UK interior minister accuses WhatsApp of giving terrorists ‘secret place to hide’

After Westminster attack, interior minister Amber Rudd says intelligence services must be able to access WhatsApp, saying it is “completely unacceptable” for police and security services to be shut out from messages of this kind

UK interior minister Amber Rudd
UK interior minister Amber Rudd

Technology companies must cooperate more with law enforcement agencies and should stop offering a “secret place for terrorists to communicate” using encrypted messages, British interior minister Amber Rudd said on Sunday.

Speaking after it emerged that the police were investigating that London attacker Khalid Masood had used the encrypted WhatsApp service just before he launched the attack in Westminster, in which he killed four people, Rudd said it was “completely unacceptable” that the police and security services were shut out from messages of this kind.

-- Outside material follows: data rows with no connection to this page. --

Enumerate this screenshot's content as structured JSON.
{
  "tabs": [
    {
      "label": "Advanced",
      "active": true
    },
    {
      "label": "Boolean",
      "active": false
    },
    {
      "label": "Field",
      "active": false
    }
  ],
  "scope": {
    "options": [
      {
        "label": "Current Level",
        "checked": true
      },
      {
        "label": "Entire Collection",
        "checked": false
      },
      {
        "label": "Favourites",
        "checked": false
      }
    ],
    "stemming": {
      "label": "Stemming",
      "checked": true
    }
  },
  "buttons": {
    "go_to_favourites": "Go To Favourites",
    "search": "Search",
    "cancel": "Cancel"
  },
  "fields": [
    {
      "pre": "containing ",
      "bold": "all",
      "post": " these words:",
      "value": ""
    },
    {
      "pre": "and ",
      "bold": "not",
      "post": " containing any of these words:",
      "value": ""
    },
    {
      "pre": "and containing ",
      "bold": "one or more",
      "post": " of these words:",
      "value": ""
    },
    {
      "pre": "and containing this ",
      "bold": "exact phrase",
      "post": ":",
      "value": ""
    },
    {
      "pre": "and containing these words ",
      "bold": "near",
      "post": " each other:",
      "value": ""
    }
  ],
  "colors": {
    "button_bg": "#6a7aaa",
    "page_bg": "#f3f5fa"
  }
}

Scotland Yard and the security services cannot access encrypted messages sent on Whatsapp, meaning they have no idea what Masood said - or to whom - in his final communication three minutes before he began Wednesday's slaughter.

“It is completely unacceptable. There should be no place for terrorists to hide … We need to make sure that organisations like WhatsApp, and there are plenty of others like that, don’t provide a secret place for terrorists to communicate with each other.”

“It used to be that people would steam open envelopes, or just listen in on phones, when they wanted to find out what people were doing, legally, through warrantry, but in this situation we need to make sure that our intelligences services have the ability to get into situations like encrypted WhatsApp,” Rudd said.

Speaking on BBC’s Andrew Marr Show, Rudd refused to rule out passing new legislation to tackle encrypted messaging and the posting of extremist material online, although she stressed her desire to persuade internet and social media companies to cooperate voluntarily with the government on these issues.

She also signalled a renewed determination to stop internet companies publishing extremist material online by declaring that they now had to accept they were “publishing companies”, with the responsibilities that went with that, not just technology firms providing a platform.

The home secretary also said she would be holding talks with firms this week “to ask them to work with us” on these matters.

She stressed that she did not want the security services to be able to access all encrypted messages. She was just talking about “carefully thought-through, legally covered arrangements”, she said.

Asked if she would be willing to legislate to force companies to allow a “back door” to enable encrypted messages to be read in cases involving terrorism, she replied: “We have to have a situation where we can have our security services get into the terrorists’ communications. That’s absolutely the case. Of course, I will have those conversations [with the industry], and we will see where they go.”

She indicated that she hoped to be able to win them over without resorting to legislation. “These people have families, have children as well,” she said. “They should be on our side, and I’m going to try to win that argument.”

The attack on Wednesday looks set to reignite the privacy-versus-secrecy debate in Europe, especially after warnings from security officials that Western countries will be increasingly targeted as Islamic State loses ground in the Middle East.

The police and security services have for some years expressed concerns about the ability of firms to provide messaging services using end-to-end encryption that means texts and emails cannot be accessed in extremis by the service provider, or by the authorities demanding that information with a warrant.